Один американец, бывший ковбой, воевавший за Антанту
добровольцем, умел накинуть лассо на пропеллер и оторвать лопасть.
В общем, каждый – что летун, что летнаб – исхитрялись как
могли.
Придумал свою методу и фон Мак – не слишком оригинальную, но
очень эффективную. О ней речь впереди. Беда в том, что применять методу на
Западном фронте удавалось нечасто. Там барон был обычным офицером, обязанным
подчиняться строгой дисциплине и выполнять скучные рутинные задания. В конце
концов Карл-Гебхардт пожаловался отцу, воевавшему на Востоке, что «наследнику рода
фон Маков» зазорно служить фотографом в ателье, хоть бы и воздушном.
Генерал забрал сына к себе и предоставил ему полную свободу,
зная по собственному опыту, что молодая кровь должна добродить, а горячий нрав
перебеситься.
Никто теперь не понуждал Карла-Гебхардта к поденщине, но на
Русском фронте возникла другая проблема: враг в воздухе встречался редко.
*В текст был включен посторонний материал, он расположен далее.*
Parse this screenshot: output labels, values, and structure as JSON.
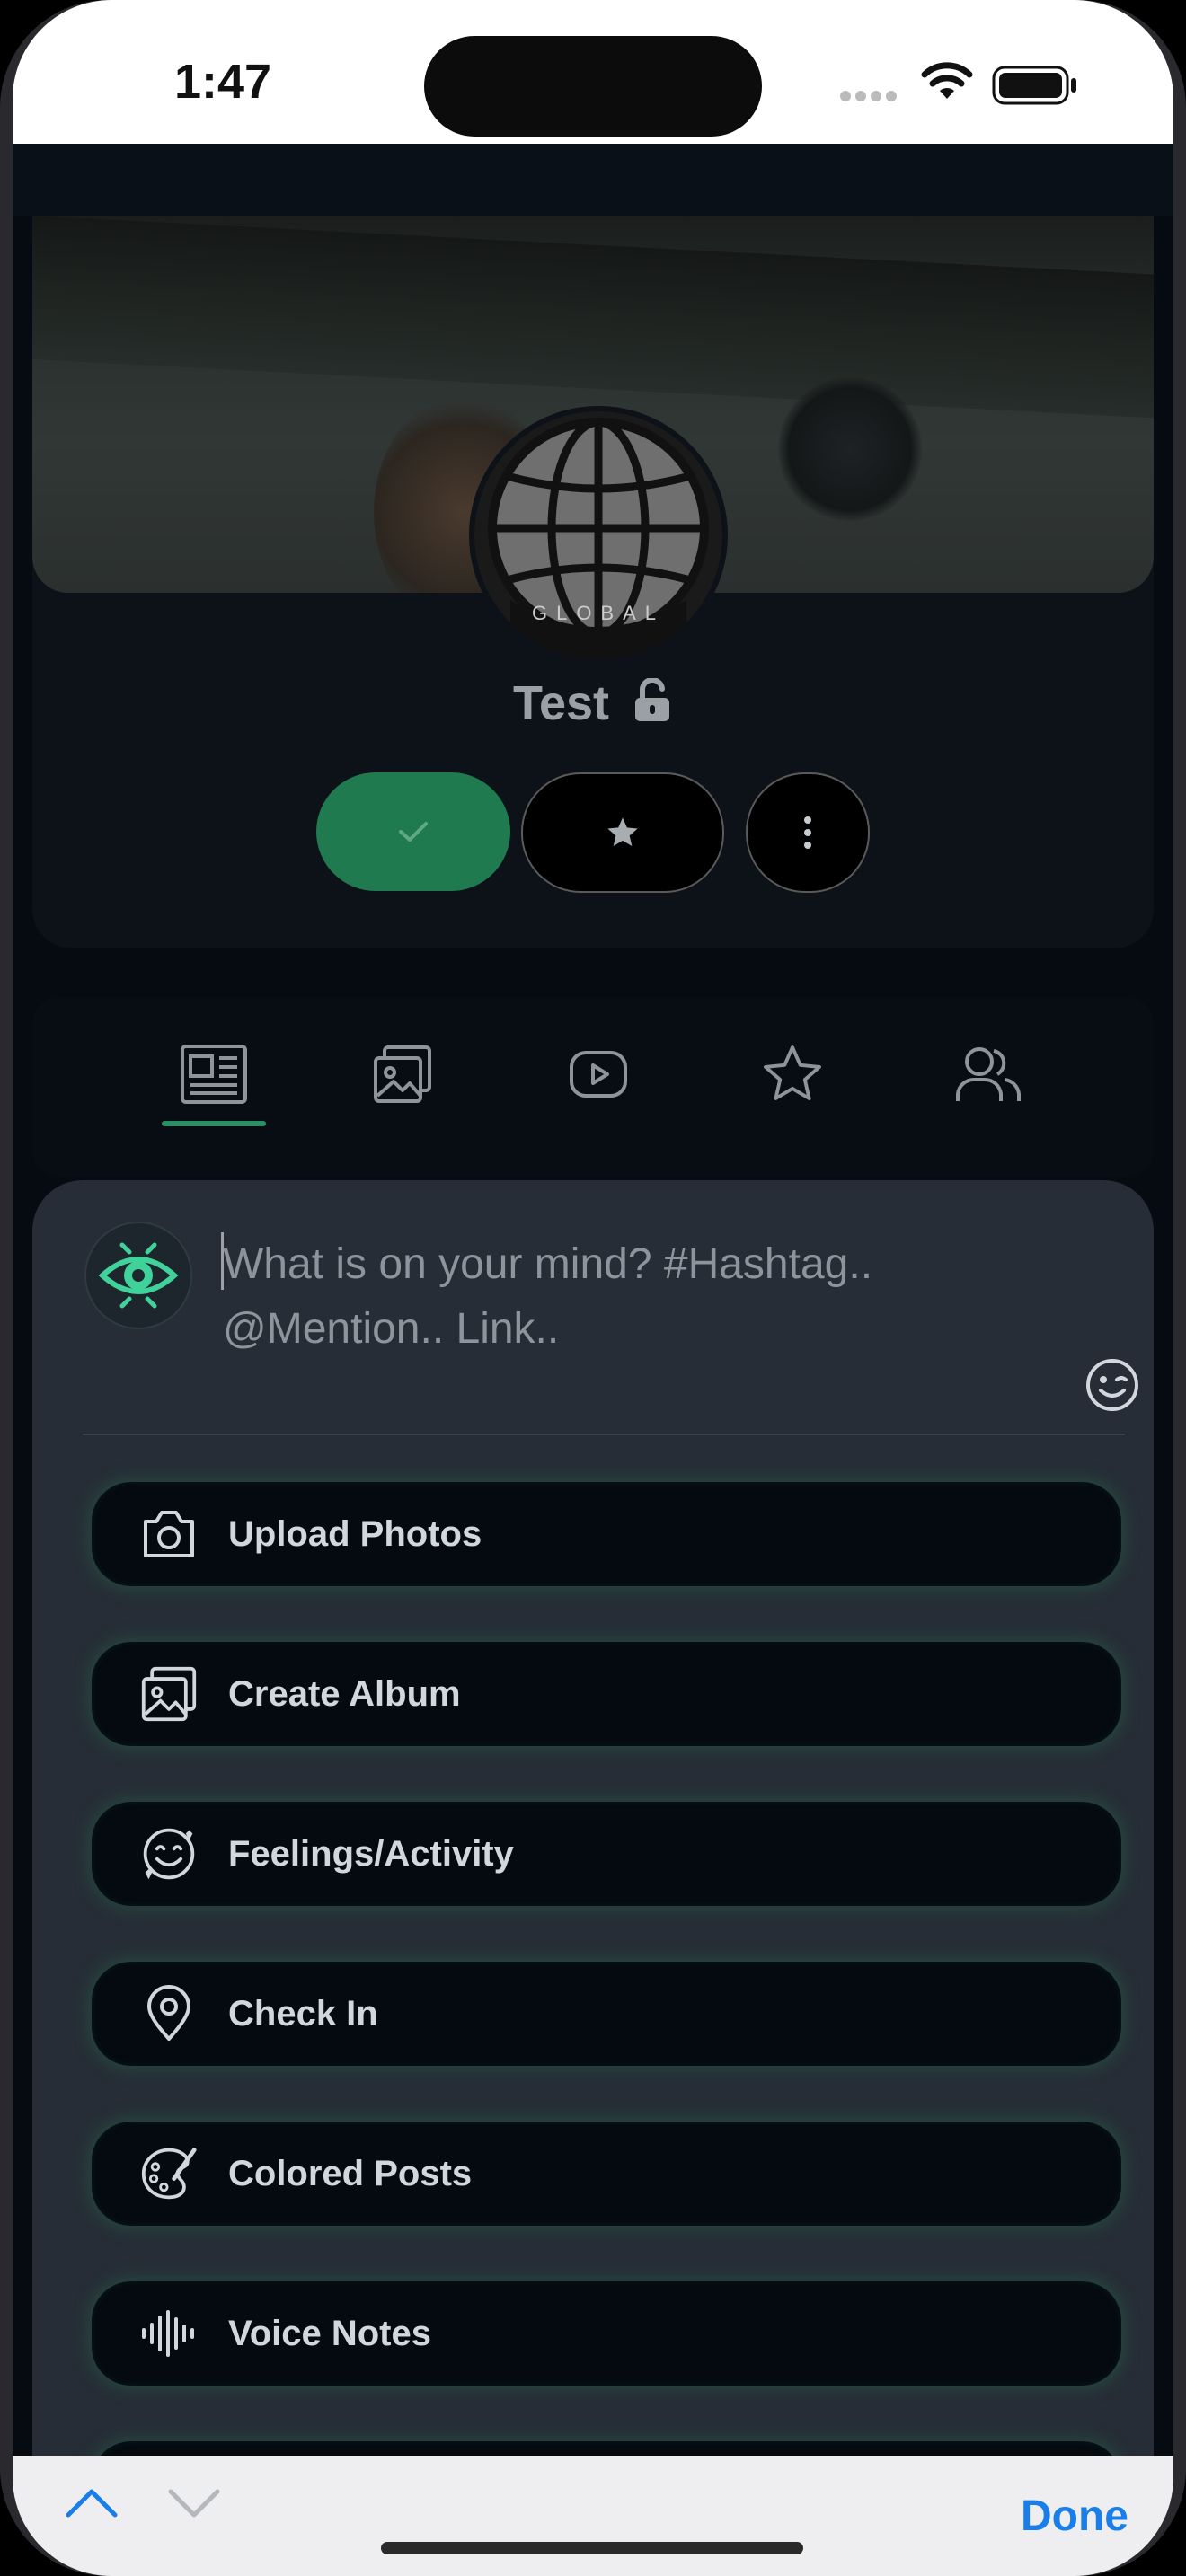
{
  "status_bar": {
    "time": "1:47"
  },
  "group": {
    "name": "Test",
    "avatar_text": "GLOBAL",
    "privacy_icon": "unlock-icon"
  },
  "actions_row": {
    "joined_icon": "check-icon",
    "favorite_icon": "star-icon",
    "more_icon": "more-vertical-icon",
    "joined_color": "#1f7a4f"
  },
  "tabs": [
    {
      "icon": "newspaper-icon",
      "active": true
    },
    {
      "icon": "images-icon",
      "active": false
    },
    {
      "icon": "video-icon",
      "active": false
    },
    {
      "icon": "star-icon",
      "active": false
    },
    {
      "icon": "users-icon",
      "active": false
    }
  ],
  "composer": {
    "placeholder": "What is on your mind? #Hashtag.. @Mention.. Link..",
    "emoji_icon": "wink-emoji-icon",
    "options": [
      {
        "label": "Upload Photos",
        "icon": "camera-icon"
      },
      {
        "label": "Create Album",
        "icon": "images-icon"
      },
      {
        "label": "Feelings/Activity",
        "icon": "smile-icon"
      },
      {
        "label": "Check In",
        "icon": "map-pin-icon"
      },
      {
        "label": "Colored Posts",
        "icon": "palette-icon"
      },
      {
        "label": "Voice Notes",
        "icon": "audio-wave-icon"
      }
    ]
  },
  "keyboard_toolbar": {
    "done_label": "Done",
    "accent": "#1a7ee8"
  },
  "colors": {
    "background": "#060b12",
    "card": "#262d36",
    "accent_green": "#2a8f65"
  }
}
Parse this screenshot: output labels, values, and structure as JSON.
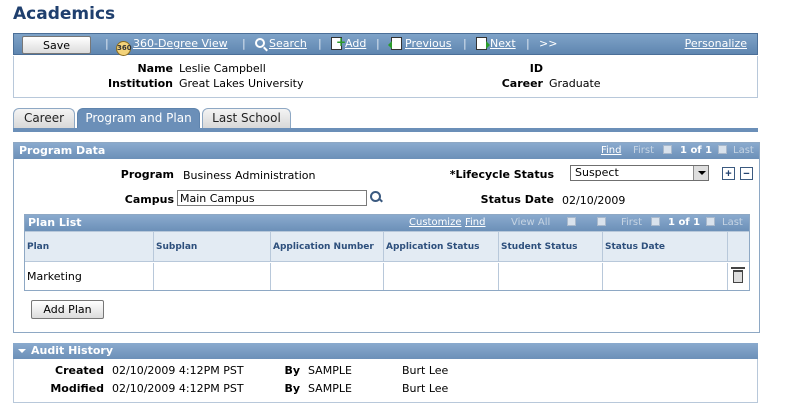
{
  "page_title": "Academics",
  "toolbar": {
    "save": "Save",
    "view360": "360-Degree View",
    "search": "Search",
    "add": "Add",
    "previous": "Previous",
    "next": "Next",
    "more": ">>",
    "personalize": "Personalize",
    "sep": "|"
  },
  "header": {
    "name_label": "Name",
    "name_value": "Leslie Campbell",
    "institution_label": "Institution",
    "institution_value": "Great Lakes University",
    "id_label": "ID",
    "id_value": "",
    "career_label": "Career",
    "career_value": "Graduate"
  },
  "tabs": [
    {
      "label": "Career",
      "active": false
    },
    {
      "label": "Program and Plan",
      "active": true
    },
    {
      "label": "Last School",
      "active": false
    }
  ],
  "program_data": {
    "title": "Program Data",
    "nav": {
      "find": "Find",
      "first": "First",
      "count": "1 of 1",
      "last": "Last"
    },
    "program_label": "Program",
    "program_value": "Business Administration",
    "lifecycle_label": "*Lifecycle Status",
    "lifecycle_value": "Suspect",
    "campus_label": "Campus",
    "campus_value": "Main Campus",
    "status_date_label": "Status Date",
    "status_date_value": "02/10/2009",
    "add_row": "+",
    "delete_row": "−"
  },
  "plan_list": {
    "title": "Plan List",
    "nav": {
      "customize": "Customize",
      "find": "Find",
      "view_all": "View All",
      "first": "First",
      "count": "1 of 1",
      "last": "Last"
    },
    "columns": [
      "Plan",
      "Subplan",
      "Application Number",
      "Application Status",
      "Student Status",
      "Status Date"
    ],
    "rows": [
      {
        "plan": "Marketing",
        "subplan": "",
        "app_number": "",
        "app_status": "",
        "student_status": "",
        "status_date": ""
      }
    ],
    "add_plan": "Add Plan"
  },
  "audit": {
    "title": "Audit History",
    "created_label": "Created",
    "created_value": "02/10/2009  4:12PM PST",
    "created_by_label": "By",
    "created_by_id": "SAMPLE",
    "created_by_name": "Burt Lee",
    "modified_label": "Modified",
    "modified_value": "02/10/2009  4:12PM PST",
    "modified_by_label": "By",
    "modified_by_id": "SAMPLE",
    "modified_by_name": "Burt Lee"
  },
  "colors": {
    "accent": "#6b8fb8",
    "title": "#1f3f6e",
    "link_dark": "#2d4f7c"
  }
}
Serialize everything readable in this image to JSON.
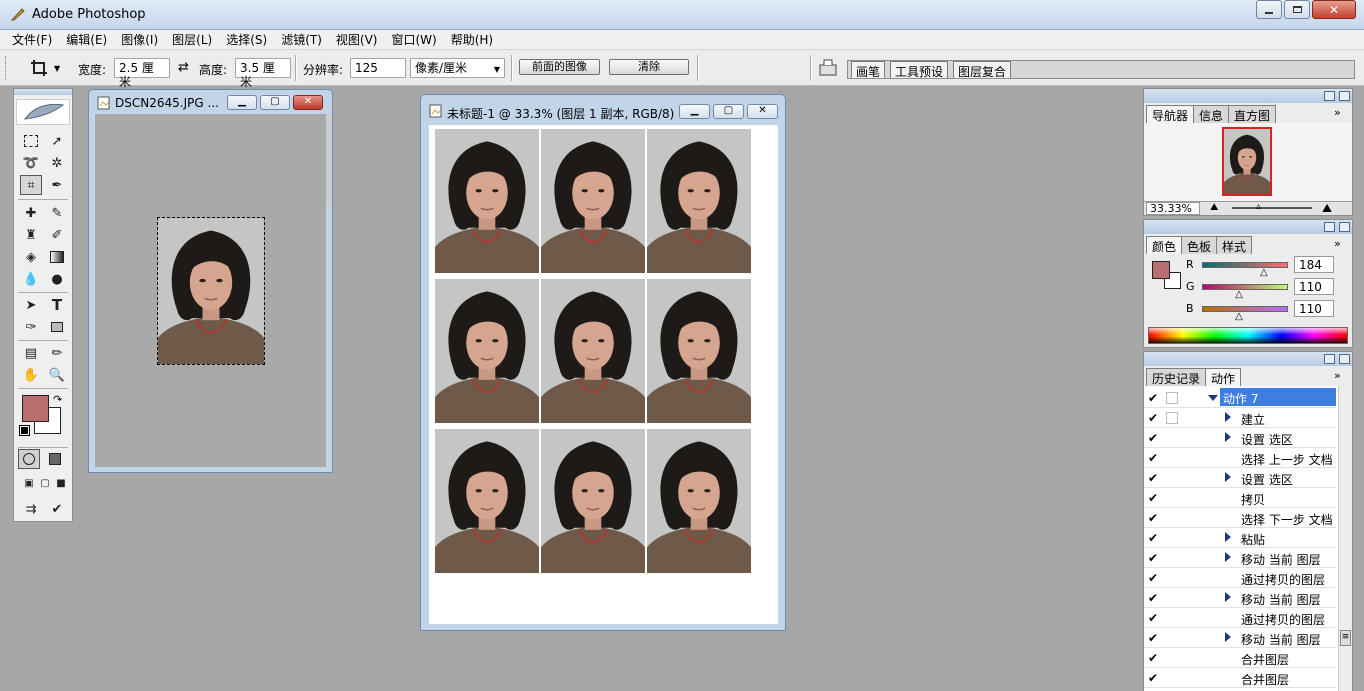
{
  "app": {
    "title": "Adobe Photoshop"
  },
  "menu": [
    "文件(F)",
    "编辑(E)",
    "图像(I)",
    "图层(L)",
    "选择(S)",
    "滤镜(T)",
    "视图(V)",
    "窗口(W)",
    "帮助(H)"
  ],
  "options": {
    "width_label": "宽度:",
    "width_value": "2.5 厘米",
    "height_label": "高度:",
    "height_value": "3.5 厘米",
    "resolution_label": "分辨率:",
    "resolution_value": "125",
    "unit_value": "像素/厘米",
    "front_image_button": "前面的图像",
    "clear_button": "清除",
    "well_tabs": [
      "画笔",
      "工具预设",
      "图层复合"
    ]
  },
  "doc1": {
    "title": "DSCN2645.JPG ..."
  },
  "doc2": {
    "title": "未标题-1 @ 33.3% (图层 1 副本, RGB/8)"
  },
  "navigator": {
    "tabs": [
      "导航器",
      "信息",
      "直方图"
    ],
    "zoom": "33.33%"
  },
  "color": {
    "tabs": [
      "颜色",
      "色板",
      "样式"
    ],
    "channels": [
      {
        "label": "R",
        "value": "184"
      },
      {
        "label": "G",
        "value": "110"
      },
      {
        "label": "B",
        "value": "110"
      }
    ],
    "foreground": "#b86e6e"
  },
  "actions": {
    "tabs": [
      "历史记录",
      "动作"
    ],
    "set_name": "动作 7",
    "items": [
      "建立",
      "设置 选区",
      "选择 上一步 文档",
      "设置 选区",
      "拷贝",
      "选择 下一步 文档",
      "粘贴",
      "移动 当前 图层",
      "通过拷贝的图层",
      "移动 当前 图层",
      "通过拷贝的图层",
      "移动 当前 图层",
      "合并图层",
      "合并图层"
    ],
    "expandable": [
      true,
      true,
      false,
      true,
      false,
      false,
      true,
      true,
      false,
      true,
      false,
      true,
      false,
      false
    ]
  },
  "colors": {
    "accent": "#3d7ee0",
    "foreground_swatch": "#b86e6e"
  }
}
Приходилось пробавляться бомбежкой.
В этот апрельский день барон совсем загонял своих товарищей:
пара «эльфауге» прочесывала фронт зигзагом сначала с юга на север, потом с
севера на юг. Ныряли под облака, выскакивали под солнце, снова ныряли. Топлива
в баках оставалось на четверть часа свободного поиска, а потом придется
возвращаться на аэродром.
Но всем своим существом капитан чувствовал: сегодня что-то
будет, он не вернется с охоты без добычи. Без конца высовывался из кабины то
слева, то справа, все глаза просмотрел.
Эти малопольские края он знал неплохо. До войны гостил в
имении у родственников, русских фон Маков, охотился в здешних лесах на косуль.
Странная штука – военная служба. Присяга может заставить человека стрелять в
собственного кузена только потому, что на нем мундир другого цвета. Слава богу,
русские фон Маки по традиции служили в гвардейских уланах и встретиться
Карлу-Гебхардту в воздухе никак не могли. На всякий случай он никогда не бомбил
кавалеристов с пиками – если, конечно, не было с определенностью видно, что это
казаки.
Вдруг лейтенант Шомберг ткнул кожаной перчаткой куда-то вбок
и вниз.
Меж облаков выглянуло солнце, высветлив на земле широкий
круг. По нежно-зеленому фону скользила крестообразная тень.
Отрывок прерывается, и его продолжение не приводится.